Farming machinery equities present a range of investment profiles heading into 2026, with leaders distinguished by technology and recurring‑revenue initiatives and other names standing out for valuation or cyclical upside potential. WarrenAI rankings that incorporate Fair Value estimates, Pro scores, technical indicators and analyst price targets separate the sector into premium growth, value, and speculative/cyclical categories.
Deere & Company (NYSE: DE)
Deere & Company continues to command the top position in the agricultural equipment complex. Over the past year the stock has returned 35.3% even as the company recorded an 11.5% decline in revenue. Deere is trading at $645.30 and recently traded as high as $674.19, its all‑time high. Analysts carry a mean price target of $665.33 and assign a Buy consensus (2.28), implying roughly 11.2% upside from the current price.
Profitability metrics for Deere are notable: return on equity (ROE) stands at 20.6% and the company posts an 18.9% EBITDA margin. Strategically, Deere is emphasizing precision agriculture technologies and expanding subscription or software-as-a-service offerings, with a stated objective of growing recurring revenues to represent 10% of total sales by 2030. The stock yields 1.4% in dividends.
At the same time, the valuation picture is stretched by one common measure: the stock trades about 56% above the Fair Value estimate of $411.36 indicated in the WarrenAI analysis, a factor InvestorsPro flags as overvaluation.
AGCO Corporation (NYSE: AGCO)
AGCO is highlighted as the top value opportunity within the group. The shares are priced at $135.95 and are trading roughly 14% beneath the Fair Value of $158.04 assigned in the same ranking framework. Over the last 12 months the stock has risen 41.5% and WarrenAI's inputs suggest about 16.2% upside from the current level.
Analysts retain a Buy rating on AGCO (2.75) even though the consensus price target sits slightly lower at $128.57. From a cash‑flow perspective AGCO leads peers with a 7.5% free cash flow yield and has set operating margin targets in the 14-15% range. The company is supported by a robust parts business and is described as maintaining profitability leadership in the Europe, Africa and Middle East (EAME) region. AGCO pays a 1.1% dividend yield.
CNH Industrial (NYSE: CNH)
CNH Industrial offers a more speculative profile in the rankings. Shares trade at $12.77 and carry a Strong Buy analyst consensus (1.95) with a mean price target of $13.99. That said, the Fair Value calculation used in the analysis places the company at $9.89, implying a potential downside of about 22.6% from current levels.

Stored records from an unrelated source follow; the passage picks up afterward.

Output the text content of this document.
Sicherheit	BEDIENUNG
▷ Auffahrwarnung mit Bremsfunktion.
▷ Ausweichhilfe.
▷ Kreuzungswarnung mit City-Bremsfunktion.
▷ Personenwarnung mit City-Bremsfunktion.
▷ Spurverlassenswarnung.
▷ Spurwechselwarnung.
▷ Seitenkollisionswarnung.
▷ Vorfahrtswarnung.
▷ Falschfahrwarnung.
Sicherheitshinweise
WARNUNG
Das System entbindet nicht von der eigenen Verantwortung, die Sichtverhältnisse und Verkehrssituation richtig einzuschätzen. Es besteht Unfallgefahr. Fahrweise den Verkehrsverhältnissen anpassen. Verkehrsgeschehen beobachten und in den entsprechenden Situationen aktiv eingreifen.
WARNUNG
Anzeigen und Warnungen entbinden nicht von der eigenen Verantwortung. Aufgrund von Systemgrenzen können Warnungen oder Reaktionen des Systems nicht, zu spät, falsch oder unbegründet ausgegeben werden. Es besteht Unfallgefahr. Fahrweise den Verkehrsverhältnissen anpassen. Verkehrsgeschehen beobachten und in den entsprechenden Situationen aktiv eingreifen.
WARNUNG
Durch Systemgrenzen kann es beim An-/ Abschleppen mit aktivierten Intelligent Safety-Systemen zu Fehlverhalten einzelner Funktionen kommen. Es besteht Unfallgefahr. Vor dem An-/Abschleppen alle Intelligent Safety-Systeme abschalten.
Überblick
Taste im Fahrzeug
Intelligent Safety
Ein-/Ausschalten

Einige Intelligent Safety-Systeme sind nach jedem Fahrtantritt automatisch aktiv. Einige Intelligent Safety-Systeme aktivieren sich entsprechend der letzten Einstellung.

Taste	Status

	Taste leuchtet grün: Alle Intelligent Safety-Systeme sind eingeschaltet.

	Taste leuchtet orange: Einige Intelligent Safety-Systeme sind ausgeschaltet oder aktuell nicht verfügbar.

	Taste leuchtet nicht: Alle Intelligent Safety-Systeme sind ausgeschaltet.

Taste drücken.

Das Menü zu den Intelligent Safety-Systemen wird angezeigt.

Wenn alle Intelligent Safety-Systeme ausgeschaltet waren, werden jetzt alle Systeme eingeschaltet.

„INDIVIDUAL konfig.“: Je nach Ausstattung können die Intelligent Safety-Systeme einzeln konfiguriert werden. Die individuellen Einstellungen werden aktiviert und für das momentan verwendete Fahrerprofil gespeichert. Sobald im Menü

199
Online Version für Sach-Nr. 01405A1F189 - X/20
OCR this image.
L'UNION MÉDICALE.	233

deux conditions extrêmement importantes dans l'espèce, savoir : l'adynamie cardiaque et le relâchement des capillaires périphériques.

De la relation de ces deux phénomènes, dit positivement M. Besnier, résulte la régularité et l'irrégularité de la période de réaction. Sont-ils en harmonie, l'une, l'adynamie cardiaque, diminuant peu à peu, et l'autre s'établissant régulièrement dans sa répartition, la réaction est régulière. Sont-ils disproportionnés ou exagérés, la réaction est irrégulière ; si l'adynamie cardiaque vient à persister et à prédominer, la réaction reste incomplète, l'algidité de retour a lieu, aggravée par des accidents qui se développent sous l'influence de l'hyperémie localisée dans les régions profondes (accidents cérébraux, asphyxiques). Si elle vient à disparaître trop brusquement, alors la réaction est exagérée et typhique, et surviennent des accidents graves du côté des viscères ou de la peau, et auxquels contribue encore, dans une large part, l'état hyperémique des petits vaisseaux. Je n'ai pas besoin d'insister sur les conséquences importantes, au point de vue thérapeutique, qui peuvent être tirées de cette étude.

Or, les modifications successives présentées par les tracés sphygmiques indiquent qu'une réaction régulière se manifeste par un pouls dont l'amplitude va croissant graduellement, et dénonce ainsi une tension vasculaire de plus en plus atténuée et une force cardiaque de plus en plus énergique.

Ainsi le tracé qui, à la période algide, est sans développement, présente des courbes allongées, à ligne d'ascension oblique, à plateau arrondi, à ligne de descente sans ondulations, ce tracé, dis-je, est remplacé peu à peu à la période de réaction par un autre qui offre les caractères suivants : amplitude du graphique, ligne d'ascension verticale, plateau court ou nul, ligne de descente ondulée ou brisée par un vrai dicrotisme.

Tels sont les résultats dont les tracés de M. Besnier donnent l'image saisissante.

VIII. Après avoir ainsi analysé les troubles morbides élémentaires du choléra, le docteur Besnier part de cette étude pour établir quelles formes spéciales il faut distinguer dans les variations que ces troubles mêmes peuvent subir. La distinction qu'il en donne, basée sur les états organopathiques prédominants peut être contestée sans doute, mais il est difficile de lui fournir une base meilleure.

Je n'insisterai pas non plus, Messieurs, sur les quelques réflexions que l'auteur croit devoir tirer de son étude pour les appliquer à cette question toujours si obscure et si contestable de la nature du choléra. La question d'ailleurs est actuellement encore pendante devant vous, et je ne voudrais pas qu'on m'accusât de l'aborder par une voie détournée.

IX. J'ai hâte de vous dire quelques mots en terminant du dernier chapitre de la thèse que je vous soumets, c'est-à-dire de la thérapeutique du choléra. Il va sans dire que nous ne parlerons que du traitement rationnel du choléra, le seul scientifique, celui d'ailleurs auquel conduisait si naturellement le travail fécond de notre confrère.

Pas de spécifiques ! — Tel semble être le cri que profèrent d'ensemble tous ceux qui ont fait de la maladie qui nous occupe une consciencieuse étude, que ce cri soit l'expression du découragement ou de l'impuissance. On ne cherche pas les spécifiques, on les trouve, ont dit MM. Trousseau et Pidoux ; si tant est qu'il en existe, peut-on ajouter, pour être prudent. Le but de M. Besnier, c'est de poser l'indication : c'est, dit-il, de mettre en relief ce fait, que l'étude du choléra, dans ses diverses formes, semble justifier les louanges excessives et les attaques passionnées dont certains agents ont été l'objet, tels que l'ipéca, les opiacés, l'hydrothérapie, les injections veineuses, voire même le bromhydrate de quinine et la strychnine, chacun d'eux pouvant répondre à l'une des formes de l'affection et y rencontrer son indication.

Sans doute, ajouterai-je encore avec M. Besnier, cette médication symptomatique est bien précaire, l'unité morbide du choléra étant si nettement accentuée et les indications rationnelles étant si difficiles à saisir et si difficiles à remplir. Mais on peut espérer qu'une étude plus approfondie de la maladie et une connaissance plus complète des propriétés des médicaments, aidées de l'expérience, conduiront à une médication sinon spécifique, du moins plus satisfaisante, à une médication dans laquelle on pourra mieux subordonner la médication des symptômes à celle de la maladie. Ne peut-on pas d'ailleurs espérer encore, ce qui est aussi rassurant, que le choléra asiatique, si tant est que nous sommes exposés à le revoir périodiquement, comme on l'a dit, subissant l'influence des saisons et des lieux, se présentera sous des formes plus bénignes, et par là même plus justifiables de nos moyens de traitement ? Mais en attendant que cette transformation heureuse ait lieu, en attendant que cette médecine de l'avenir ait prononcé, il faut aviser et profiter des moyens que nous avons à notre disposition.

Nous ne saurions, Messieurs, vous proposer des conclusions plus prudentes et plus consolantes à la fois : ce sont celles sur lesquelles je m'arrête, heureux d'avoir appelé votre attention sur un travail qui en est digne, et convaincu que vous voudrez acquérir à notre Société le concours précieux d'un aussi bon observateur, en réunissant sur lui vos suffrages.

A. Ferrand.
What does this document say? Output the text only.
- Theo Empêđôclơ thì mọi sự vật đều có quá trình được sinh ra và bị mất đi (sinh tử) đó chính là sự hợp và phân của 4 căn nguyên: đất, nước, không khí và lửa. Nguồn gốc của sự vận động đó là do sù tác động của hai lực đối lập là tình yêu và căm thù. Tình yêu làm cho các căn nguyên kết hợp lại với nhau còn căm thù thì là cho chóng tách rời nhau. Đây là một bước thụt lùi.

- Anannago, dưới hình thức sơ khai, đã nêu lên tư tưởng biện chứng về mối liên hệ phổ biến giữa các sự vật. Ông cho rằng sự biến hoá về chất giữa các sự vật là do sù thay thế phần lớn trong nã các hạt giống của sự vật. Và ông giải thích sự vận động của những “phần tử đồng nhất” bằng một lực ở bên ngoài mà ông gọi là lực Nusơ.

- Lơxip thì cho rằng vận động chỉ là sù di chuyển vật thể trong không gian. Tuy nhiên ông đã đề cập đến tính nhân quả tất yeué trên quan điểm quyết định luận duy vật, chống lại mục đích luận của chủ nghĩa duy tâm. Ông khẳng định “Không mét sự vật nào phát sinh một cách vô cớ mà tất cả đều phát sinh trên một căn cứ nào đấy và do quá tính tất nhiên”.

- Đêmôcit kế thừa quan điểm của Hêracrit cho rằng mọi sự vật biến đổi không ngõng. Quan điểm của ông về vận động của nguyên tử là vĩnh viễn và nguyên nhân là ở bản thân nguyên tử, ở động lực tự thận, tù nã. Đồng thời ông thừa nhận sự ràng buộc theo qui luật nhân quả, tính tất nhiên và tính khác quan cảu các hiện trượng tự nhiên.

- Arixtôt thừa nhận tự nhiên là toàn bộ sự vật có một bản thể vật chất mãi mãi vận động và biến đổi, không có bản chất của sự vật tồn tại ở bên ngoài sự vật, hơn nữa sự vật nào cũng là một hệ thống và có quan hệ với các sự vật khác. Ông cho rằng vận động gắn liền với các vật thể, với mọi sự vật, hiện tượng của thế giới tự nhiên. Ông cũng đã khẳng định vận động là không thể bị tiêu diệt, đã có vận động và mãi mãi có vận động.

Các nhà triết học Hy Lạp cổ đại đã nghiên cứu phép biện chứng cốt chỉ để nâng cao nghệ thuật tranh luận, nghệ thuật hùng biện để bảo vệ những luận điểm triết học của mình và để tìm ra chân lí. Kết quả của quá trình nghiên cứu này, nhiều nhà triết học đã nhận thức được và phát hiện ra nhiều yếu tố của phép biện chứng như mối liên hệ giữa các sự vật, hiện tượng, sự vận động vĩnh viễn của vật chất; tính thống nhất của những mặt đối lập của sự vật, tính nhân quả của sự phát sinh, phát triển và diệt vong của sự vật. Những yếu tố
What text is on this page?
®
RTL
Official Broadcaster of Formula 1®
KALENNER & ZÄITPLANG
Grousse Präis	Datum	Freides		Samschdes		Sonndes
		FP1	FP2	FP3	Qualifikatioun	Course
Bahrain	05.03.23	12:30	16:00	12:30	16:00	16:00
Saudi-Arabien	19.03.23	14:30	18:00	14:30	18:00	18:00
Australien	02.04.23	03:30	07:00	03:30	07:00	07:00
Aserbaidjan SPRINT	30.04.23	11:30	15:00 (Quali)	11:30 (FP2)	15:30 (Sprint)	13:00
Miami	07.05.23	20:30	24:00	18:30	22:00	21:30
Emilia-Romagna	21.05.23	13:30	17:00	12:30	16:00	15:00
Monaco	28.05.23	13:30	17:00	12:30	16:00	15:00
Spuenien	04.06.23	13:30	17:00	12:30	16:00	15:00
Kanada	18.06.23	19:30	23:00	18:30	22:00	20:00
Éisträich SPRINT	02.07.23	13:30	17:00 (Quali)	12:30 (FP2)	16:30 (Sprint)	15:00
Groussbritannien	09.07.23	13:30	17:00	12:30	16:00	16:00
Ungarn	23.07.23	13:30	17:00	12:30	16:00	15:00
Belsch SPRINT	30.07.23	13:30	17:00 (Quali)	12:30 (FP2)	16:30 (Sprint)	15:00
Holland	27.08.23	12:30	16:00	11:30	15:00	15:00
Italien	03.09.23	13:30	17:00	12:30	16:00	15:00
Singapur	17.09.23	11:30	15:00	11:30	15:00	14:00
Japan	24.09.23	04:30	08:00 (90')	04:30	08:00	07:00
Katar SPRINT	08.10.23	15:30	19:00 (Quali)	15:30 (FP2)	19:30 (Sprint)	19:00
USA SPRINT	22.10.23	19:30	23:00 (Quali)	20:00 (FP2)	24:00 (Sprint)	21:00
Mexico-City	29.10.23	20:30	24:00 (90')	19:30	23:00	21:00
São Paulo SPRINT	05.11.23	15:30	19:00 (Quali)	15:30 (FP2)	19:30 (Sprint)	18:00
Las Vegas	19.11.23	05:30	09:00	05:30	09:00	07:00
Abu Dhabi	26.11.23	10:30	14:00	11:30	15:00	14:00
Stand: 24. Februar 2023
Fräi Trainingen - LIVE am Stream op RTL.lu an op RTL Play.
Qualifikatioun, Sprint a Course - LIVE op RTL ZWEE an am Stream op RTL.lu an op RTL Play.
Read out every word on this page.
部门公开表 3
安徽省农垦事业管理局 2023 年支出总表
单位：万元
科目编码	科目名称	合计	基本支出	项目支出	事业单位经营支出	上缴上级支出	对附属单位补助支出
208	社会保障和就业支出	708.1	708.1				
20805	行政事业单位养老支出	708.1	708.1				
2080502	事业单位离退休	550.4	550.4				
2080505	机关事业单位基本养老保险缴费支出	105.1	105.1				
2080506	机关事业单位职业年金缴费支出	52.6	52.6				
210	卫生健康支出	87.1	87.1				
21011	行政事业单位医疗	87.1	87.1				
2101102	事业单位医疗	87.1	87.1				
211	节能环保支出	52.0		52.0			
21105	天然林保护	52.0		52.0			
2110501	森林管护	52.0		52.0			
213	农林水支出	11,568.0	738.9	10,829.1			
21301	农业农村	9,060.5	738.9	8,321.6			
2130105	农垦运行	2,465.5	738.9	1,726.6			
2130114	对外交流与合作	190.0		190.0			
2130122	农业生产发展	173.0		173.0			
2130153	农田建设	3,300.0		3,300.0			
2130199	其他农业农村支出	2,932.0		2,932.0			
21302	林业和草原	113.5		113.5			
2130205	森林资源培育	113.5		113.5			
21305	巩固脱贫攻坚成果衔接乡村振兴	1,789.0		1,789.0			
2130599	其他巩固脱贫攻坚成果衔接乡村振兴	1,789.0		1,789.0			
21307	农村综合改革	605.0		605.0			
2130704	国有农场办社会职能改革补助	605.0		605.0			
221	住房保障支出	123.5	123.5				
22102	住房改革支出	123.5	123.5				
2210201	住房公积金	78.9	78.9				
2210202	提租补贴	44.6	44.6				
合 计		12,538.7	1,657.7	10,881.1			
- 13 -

CNH provides the highest dividend yield among the three names at 2.7% and posts an 8.4% free cash flow yield. Profitability metrics are more modest, with ROE at 6.6%. The company faces pressure on margins from tariffs and softer equipment demand, and the analysis identifies 2026 as likely to be a trough year within the cyclical recovery for the firm.
Bottom line
The WarrenAI-driven review shows a sector split between a premium, highly profitable leader; an attractively valued peer with strong cash generation; and a cyclical, higher‑risk company where Fair Value suggests potential downside. Investors evaluating agricultural machinery stocks for portfolio inclusion should weigh profit margins, free cash flow yields, dividend income and Fair Value discrepancies alongside analysts' price targets and consensus ratings.